Der Reflex der Basler gegen Zürich ist ein Antagonismus ohne lange Geschichte: Während der Reformation waren Basel und Zürich noch Schwesterstädte. Zwingli hat in Basel studiert, an der ältesten Uni der Schweiz. Die erste Enttäuschung bereitete den Baslern erst der Zürcher Bahnpionier Alfred von Escher, der die Bahnlinie von Mannheim und Freiburg im Breisgau an Basel vorbeizuleiten versuchte. Die Basler konnten sich im letzten Moment mit dem Grossherzog von Baden darauf einigen, dass die Eisenbahn wenigstens das Kleinbasel tangierte. «Escher war für die Basler der erste hässliche Zürcher», sagt Historiker Markus Kutter. Für die Basler wiederholt sich mit dem Crossair-Handel eine Ehrabschneidung erneut im Verkehrsbereich: Mit der gesunden Basler Balair und der maroden Zürcher Adastra war einst die Swissair gezeugt worden. Gegenüber der Crossair hat sich erneut das Zürcher Finanzestablishment durchgesetzt.

Basel, die unverstandene Schöne am Rheinknie, hat darum wieder die Nase voll von der Restschweiz, namentlich von den Zürchern. Ausgerechnet Zürich, diese nouveau-riche Bänkler-Zentrale, europäische Metropole der Schwulen und der Kokser, wo alle jedem neuen Trend nachrennen, um ihn morgen schon vergessen zu haben, ausgerechnet dieses Zürich will Basel – angeblich – in Wort und Tat wegnehmen, was lebenswichtig scheint für die kleine Weltstadt am Rhein. Dabei sind die vier populärsten heiligen Kühe Basels, nämlich die Fasnacht, der «Zolli», die Basler Messe und der Fussballclub Basel, ihrem Wesen nach gar nicht angreifbar. Allein schon weil keiner der Miteidgenossen sich auch nur die Mühe macht, deren Wesen zu begreifen.

Auf atemberaubend wenig Platz, auf 37 Quadratkilometern, findet sich in Basel eine Dichte an Qualität in Kunst und Forschung, an Wissen und Kostbarkeiten, wie das keine Schweizer Stadt in dieser Konzentration vorweisen kann. Nur wollen sich die Basler darauf jeweils nicht besinnen, wenn ihnen die Restschweiz das Gefühl gibt, unverstandene Inselkinder zu sein.

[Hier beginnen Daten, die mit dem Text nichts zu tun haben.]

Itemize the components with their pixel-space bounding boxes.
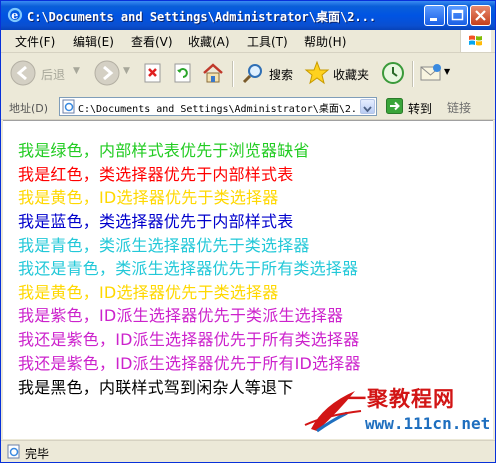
status-text: 完毕 xyxy=(25,447,50,461)
watermark-logo: 一聚教程网 www.111cn.net xyxy=(303,383,491,439)
page-done-icon xyxy=(7,444,20,459)
text-line: 我是蓝色，类选择器优先于内部样式表 xyxy=(18,212,294,231)
mail-dropdown-icon[interactable]: ▼ xyxy=(444,67,450,76)
menu-view[interactable]: 查看(V) xyxy=(131,33,173,50)
forward-arrow-icon[interactable] xyxy=(93,59,121,87)
text-line: 我是红色，类选择器优先于内部样式表 xyxy=(18,165,294,184)
window-title: C:\Documents and Settings\Administrator\… xyxy=(27,10,377,24)
search-icon[interactable] xyxy=(241,61,265,85)
menu-tools[interactable]: 工具(T) xyxy=(247,33,288,50)
page-content: 我是绿色，内部样式表优先于浏览器缺省 我是红色，类选择器优先于内部样式表 我是黄… xyxy=(3,120,493,439)
status-bar: 完毕 xyxy=(1,440,495,462)
address-input[interactable]: C:\Documents and Settings\Administrator\… xyxy=(59,97,377,116)
toolbar-separator xyxy=(232,61,234,87)
go-button-label[interactable]: 转到 xyxy=(408,100,432,117)
maximize-button[interactable] xyxy=(447,5,468,26)
text-line: 我是黄色，ID选择器优先于类选择器 xyxy=(18,283,279,302)
menu-edit[interactable]: 编辑(E) xyxy=(73,33,114,50)
browser-window: e C:\Documents and Settings\Administrato… xyxy=(0,0,496,463)
back-dropdown-icon[interactable]: ▼ xyxy=(73,66,80,76)
address-dropdown-button[interactable] xyxy=(360,99,375,114)
maximize-icon xyxy=(451,9,464,21)
favorites-button-label[interactable]: 收藏夹 xyxy=(333,66,369,83)
back-arrow-icon[interactable] xyxy=(9,59,37,87)
close-icon xyxy=(475,10,486,21)
text-line: 我是紫色，ID派生选择器优先于类派生选择器 xyxy=(18,306,344,325)
home-icon[interactable] xyxy=(201,61,225,85)
chevron-down-icon xyxy=(363,106,372,113)
text-line: 我还是紫色，ID派生选择器优先于所有类选择器 xyxy=(18,330,360,349)
menu-bar: 文件(F) 编辑(E) 查看(V) 收藏(A) 工具(T) 帮助(H) xyxy=(1,30,495,53)
address-bar: 地址(D) C:\Documents and Settings\Administ… xyxy=(1,95,495,120)
svg-text:e: e xyxy=(11,9,18,22)
text-line: 我还是青色，类派生选择器优先于所有类选择器 xyxy=(18,259,359,278)
stop-icon[interactable] xyxy=(143,63,163,83)
watermark-title: 一聚教程网 xyxy=(345,387,455,411)
text-line: 我是青色，类派生选择器优先于类选择器 xyxy=(18,236,310,255)
links-button[interactable]: 链接 xyxy=(447,99,471,116)
title-bar[interactable]: e C:\Documents and Settings\Administrato… xyxy=(1,1,495,30)
address-value[interactable]: C:\Documents and Settings\Administrator\… xyxy=(78,100,362,115)
close-button[interactable] xyxy=(470,5,491,26)
minimize-button[interactable] xyxy=(424,5,445,26)
text-line: 我还是紫色，ID派生选择器优先于所有ID选择器 xyxy=(18,354,361,373)
windows-logo-icon xyxy=(460,30,491,52)
history-icon[interactable] xyxy=(380,60,406,86)
back-button-label[interactable]: 后退 xyxy=(41,66,65,83)
refresh-icon[interactable] xyxy=(173,63,193,83)
menu-favorites[interactable]: 收藏(A) xyxy=(188,33,230,50)
menu-file[interactable]: 文件(F) xyxy=(15,33,55,50)
minimize-icon xyxy=(430,18,437,21)
forward-dropdown-icon[interactable]: ▼ xyxy=(123,66,130,76)
favorites-star-icon[interactable] xyxy=(304,60,330,86)
text-line: 我是黄色，ID选择器优先于类选择器 xyxy=(18,188,279,207)
address-label: 地址(D) xyxy=(9,102,49,115)
text-line: 我是绿色，内部样式表优先于浏览器缺省 xyxy=(18,141,310,160)
menu-help[interactable]: 帮助(H) xyxy=(304,33,346,50)
ie-icon: e xyxy=(7,7,23,23)
go-arrow-icon xyxy=(386,98,403,114)
search-button-label[interactable]: 搜索 xyxy=(269,66,293,83)
toolbar: 后退 ▼ ▼ 搜索 收藏夹 ▼ xyxy=(1,53,495,96)
watermark-url: www.111cn.net xyxy=(365,414,491,433)
page-icon xyxy=(62,99,75,114)
toolbar-separator xyxy=(412,61,414,87)
mail-icon[interactable] xyxy=(419,62,443,84)
text-line: 我是黑色，内联样式驾到闲杂人等退下 xyxy=(18,378,294,397)
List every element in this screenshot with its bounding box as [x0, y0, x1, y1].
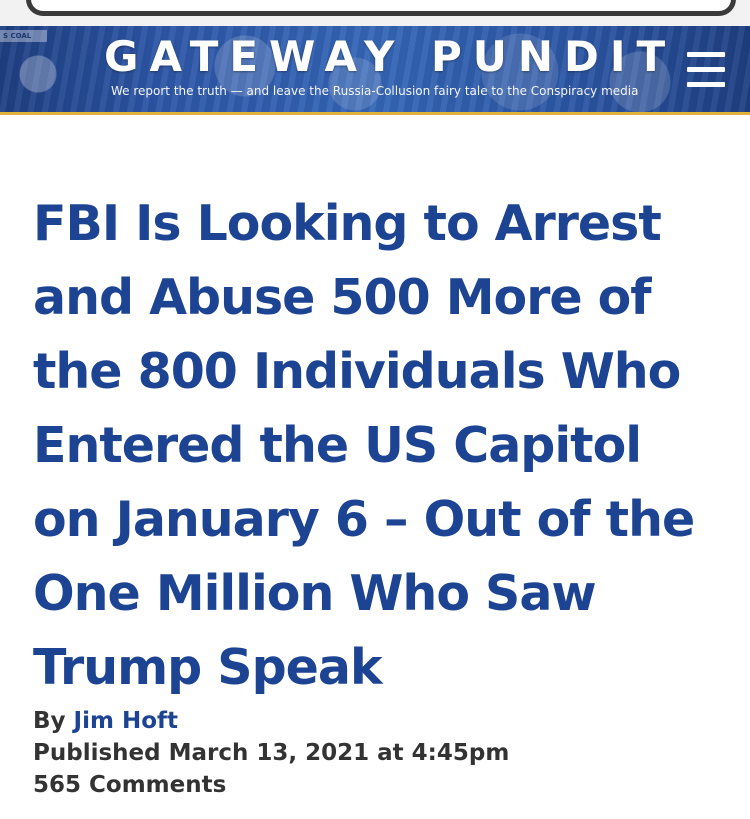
published-date: Published March 13, 2021 at 4:45pm	[33, 740, 510, 766]
byline: By Jim Hoft	[33, 705, 723, 737]
author-link[interactable]: Jim Hoft	[74, 708, 178, 734]
banner-underline	[0, 112, 750, 115]
comments-count[interactable]: 565 Comments	[33, 769, 723, 801]
hamburger-menu-icon[interactable]	[680, 48, 730, 92]
site-banner: S COAL GATEWAY PUNDIT We report the trut…	[0, 26, 750, 112]
browser-top-bar	[0, 0, 750, 27]
byline-label: By	[33, 708, 66, 734]
address-bar[interactable]	[26, 0, 736, 16]
article-headline: FBI Is Looking to Arrest and Abuse 500 M…	[33, 195, 695, 696]
site-logo[interactable]: GATEWAY PUNDIT	[104, 32, 665, 81]
article-meta: By Jim Hoft Published March 13, 2021 at …	[33, 705, 723, 801]
banner-sign: S COAL	[0, 30, 47, 42]
site-tagline: We report the truth — and leave the Russ…	[111, 84, 639, 98]
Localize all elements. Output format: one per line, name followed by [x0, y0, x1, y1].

Unabdingbar wichtig bleibt für Basel, dass die Chemie der Stadt die Treue hält. Längst aber sitzt keiner der Fabrikherren mehr in politischen Gremien, in den Chefetagen wird nicht mehr Baseldeutsch, sondern Englisch gesprochen, ja die meisten Kader haben ihren Wohnsitz ausserhalb gewählt. Wie etwa Novartis-Führer Daniel Vasella, der in Risch ZG eine festungsartige Villa bezogen und dort mit Hilfe einer Luzerner Kunstgalerie «junge Chinesen» an die Wände gehängt hat. Indizien einer Entfremdung, deren feine Witterung in Basel sofort aufgenommen wird. Risch ist Synonym für ein Desinteresse an Basel, die «jungen Chinesen» verraten ein möglicherweise allzu plötzliches Kunstbewusstsein. Beides zusammen wirkt auf feinsinnige Basler beunruhigend angesichts der ungemütlichen Frage, ob die Konzernzentralen der Chemie in Basel bleiben.

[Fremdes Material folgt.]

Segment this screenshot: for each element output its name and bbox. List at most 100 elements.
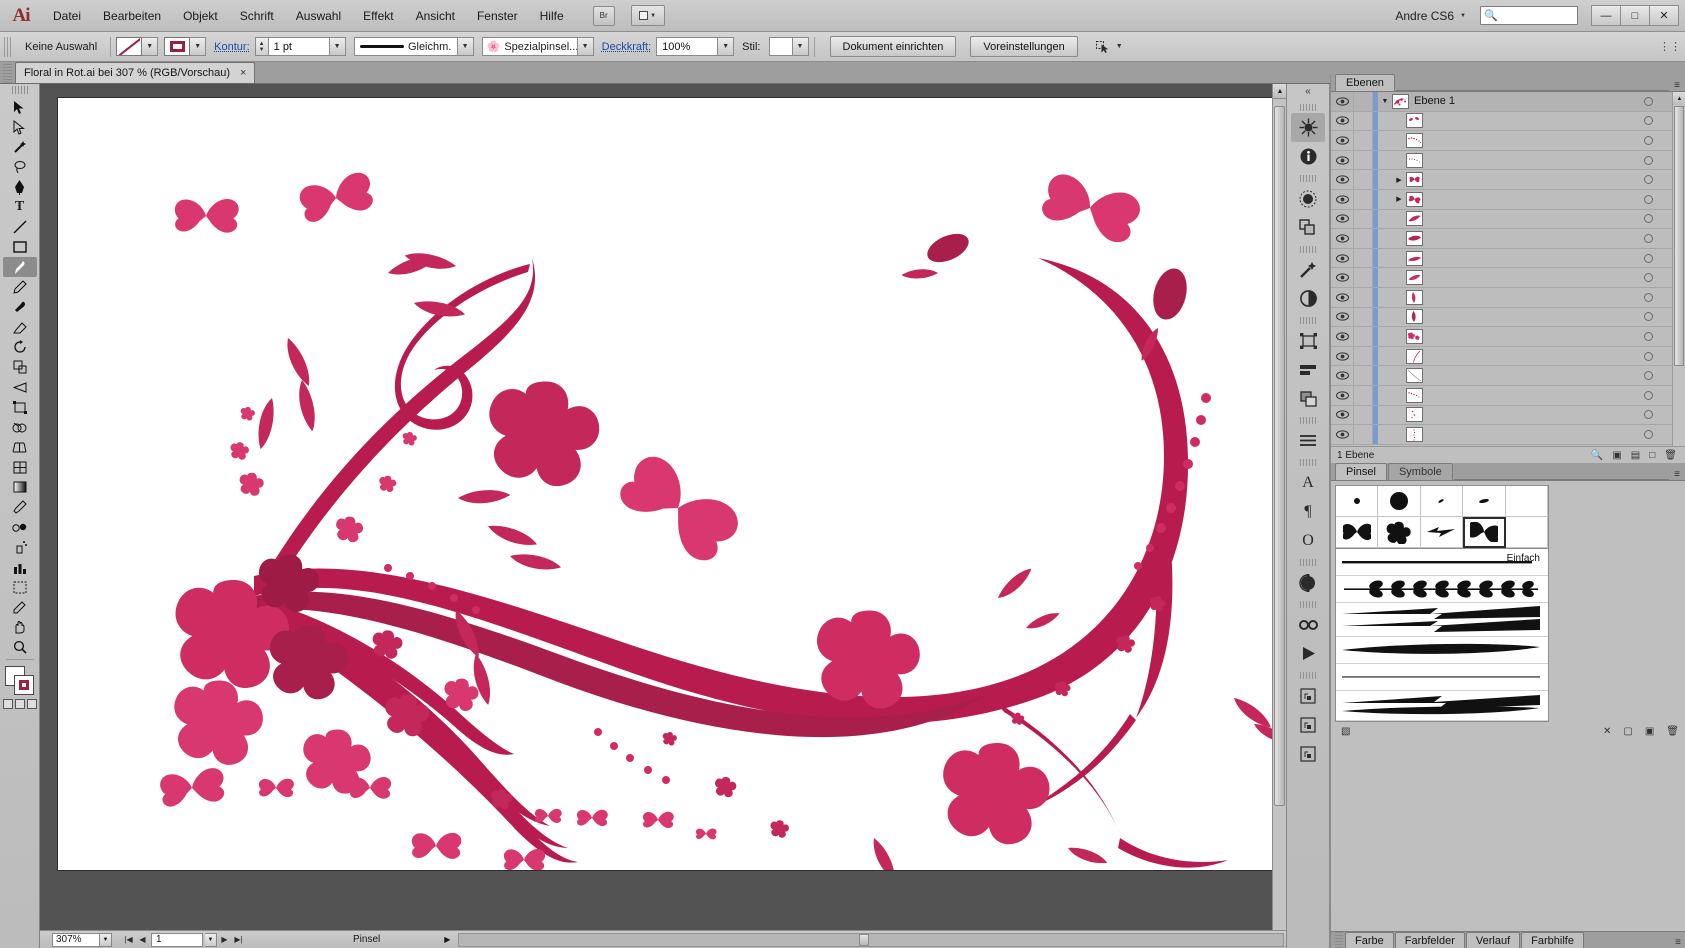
target-indicator-icon[interactable] [1637,194,1659,204]
menu-effekt[interactable]: Effekt [352,0,404,32]
dock-group-grip-1[interactable] [1300,104,1316,111]
table-row[interactable] [1331,268,1673,288]
stroke-color-swatch[interactable] [116,37,143,56]
layers-scrollbar[interactable]: ▲ [1672,92,1685,446]
menu-bearbeiten[interactable]: Bearbeiten [92,0,172,32]
lock-toggle[interactable] [1353,366,1373,385]
slice-tool[interactable] [3,597,37,617]
visibility-toggle-icon[interactable] [1331,214,1353,223]
paintbrush-tool[interactable] [2,257,37,277]
brush-swatch-empty-2[interactable] [1505,517,1548,548]
preferences-button[interactable]: Voreinstellungen [970,36,1078,57]
chevron-right-icon[interactable]: ▶ [1392,195,1406,203]
chevron-down-icon[interactable]: ▼ [1378,98,1392,105]
brush-stroke-arrow-blade[interactable] [1336,691,1548,721]
gradient-tool[interactable] [3,477,37,497]
info-dock-icon[interactable] [1291,142,1325,171]
search-input[interactable]: 🔍 [1480,6,1578,25]
visibility-toggle-icon[interactable] [1331,312,1353,321]
menu-schrift[interactable]: Schrift [229,0,285,32]
brush-stroke-list[interactable]: Einfach [1335,549,1549,722]
canvas-area[interactable]: ▲ [40,84,1287,948]
target-indicator-icon[interactable] [1637,371,1659,381]
bottom-panel-menu-icon[interactable]: ≡ [1670,937,1685,948]
opacity-dropdown[interactable]: ▼ [718,37,735,56]
rotate-tool[interactable] [3,337,37,357]
horizontal-scroll-thumb[interactable] [859,933,870,946]
brush-swatch-butterfly-selected[interactable] [1463,517,1506,548]
selection-tool[interactable] [3,97,37,117]
brush-swatch-calligraphy-thin[interactable] [1420,486,1464,517]
lock-toggle[interactable] [1353,111,1373,131]
brush-definition-control[interactable]: 🌸 Spezialpinsel... ▼ [481,37,594,56]
visibility-toggle-icon[interactable] [1331,253,1353,263]
gradient-dock-icon[interactable] [1291,568,1325,597]
style-libraries-dock-icon[interactable] [1291,739,1325,768]
tabbar-grip[interactable] [3,61,12,83]
tab-verlauf[interactable]: Verlauf [1465,932,1521,948]
tab-farbfelder[interactable]: Farbfelder [1394,932,1465,948]
layers-panel-menu-icon[interactable]: ≡ [1669,80,1685,91]
arrange-documents-button[interactable]: ▼ [630,5,665,26]
brush-swatch-empty[interactable] [1505,486,1548,517]
fill-color-control[interactable]: ▼ [164,37,207,56]
lock-toggle[interactable] [1353,425,1373,444]
fill-stroke-indicator[interactable] [3,666,37,696]
lock-toggle[interactable] [1353,307,1373,327]
opacity-input[interactable]: 100% [656,37,719,56]
layer-row-ebene-1[interactable]: ▼ Ebene 1 [1331,92,1673,112]
make-clipping-mask-icon[interactable]: ▣ [1612,450,1621,461]
delete-layer-icon[interactable]: 🗑 [1664,450,1677,461]
target-indicator-icon[interactable] [1637,273,1659,283]
brush-stroke-basic[interactable]: Einfach [1336,549,1548,576]
column-graph-tool[interactable] [3,557,37,577]
stroke-weight-label[interactable]: Kontur: [206,41,254,53]
new-sublayer-icon[interactable]: ▤ [1631,450,1640,461]
vertical-scroll-thumb[interactable] [1274,106,1285,806]
control-bar-grip[interactable] [4,36,11,57]
target-indicator-icon[interactable] [1637,155,1659,165]
visibility-toggle-icon[interactable] [1331,371,1353,380]
opacity-label[interactable]: Deckkraft: [594,41,657,53]
blend-tool[interactable] [3,517,37,537]
visibility-toggle-icon[interactable] [1331,430,1353,439]
close-button[interactable]: ✕ [1649,5,1679,26]
width-profile-display[interactable]: Gleichm. [353,37,458,56]
graphic-style-control[interactable]: ▼ [768,37,809,56]
width-profile-dropdown[interactable]: ▼ [457,37,474,56]
lock-toggle[interactable] [1353,346,1373,366]
dock-group-grip-6[interactable] [1300,459,1316,466]
new-layer-icon[interactable]: □ [1649,450,1655,461]
tab-symbole[interactable]: Symbole [1387,463,1453,480]
target-indicator-icon[interactable] [1637,233,1659,243]
magic-wand-tool[interactable] [3,137,37,157]
dock-group-grip-3[interactable] [1300,246,1316,253]
target-indicator-icon[interactable] [1637,253,1659,263]
links-dock-icon[interactable] [1291,610,1325,639]
visibility-toggle-icon[interactable] [1331,155,1353,165]
gradient-mode-icon[interactable] [14,699,25,709]
scroll-up-icon[interactable]: ▲ [1273,84,1287,99]
graphic-style-dropdown[interactable]: ▼ [792,37,809,56]
lock-toggle[interactable] [1353,405,1373,425]
visibility-toggle-icon[interactable] [1331,293,1353,302]
dock-group-grip-2[interactable] [1300,175,1316,182]
menu-fenster[interactable]: Fenster [466,0,529,32]
artboard-number-dropdown[interactable]: ▼ [205,932,217,947]
target-indicator-icon[interactable] [1637,116,1659,126]
visibility-toggle-icon[interactable] [1331,234,1353,243]
table-row[interactable] [1331,209,1673,230]
expand-panels-icon[interactable]: « [1305,86,1311,97]
blob-brush-tool[interactable] [3,297,37,317]
menu-datei[interactable]: Datei [42,0,92,32]
visibility-toggle-icon[interactable] [1331,175,1353,184]
stroke-weight-stepper[interactable]: ▲ ▼ [254,37,268,56]
variable-width-profile-control[interactable]: Gleichm. ▼ [353,37,474,56]
brush-swatch-basic-dot-small[interactable] [1336,486,1379,517]
stroke-color-dropdown[interactable]: ▼ [142,37,159,56]
first-artboard-button[interactable]: |◀ [122,933,135,947]
dock-group-grip-9[interactable] [1300,672,1316,679]
align-dropdown-chevron-icon[interactable]: ▼ [1116,43,1123,50]
table-row[interactable] [1331,150,1673,171]
align-dock-icon[interactable] [1291,213,1325,242]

Die Basler Regierung jedenfalls denkt nicht an einen Austritt aus der Eidgenossenschaft. Im Gegenteil: Dieser Tage hat die Regierung freundliche Post versandt. Sämtliche National- und Ständeräte der ehemaligen Schwesterstadt Zürich und ihrer Umlande sind eingeladen worden. Wozu? Selbstredend zum Morgestraich, 18. Februar, 04.00 Uhr.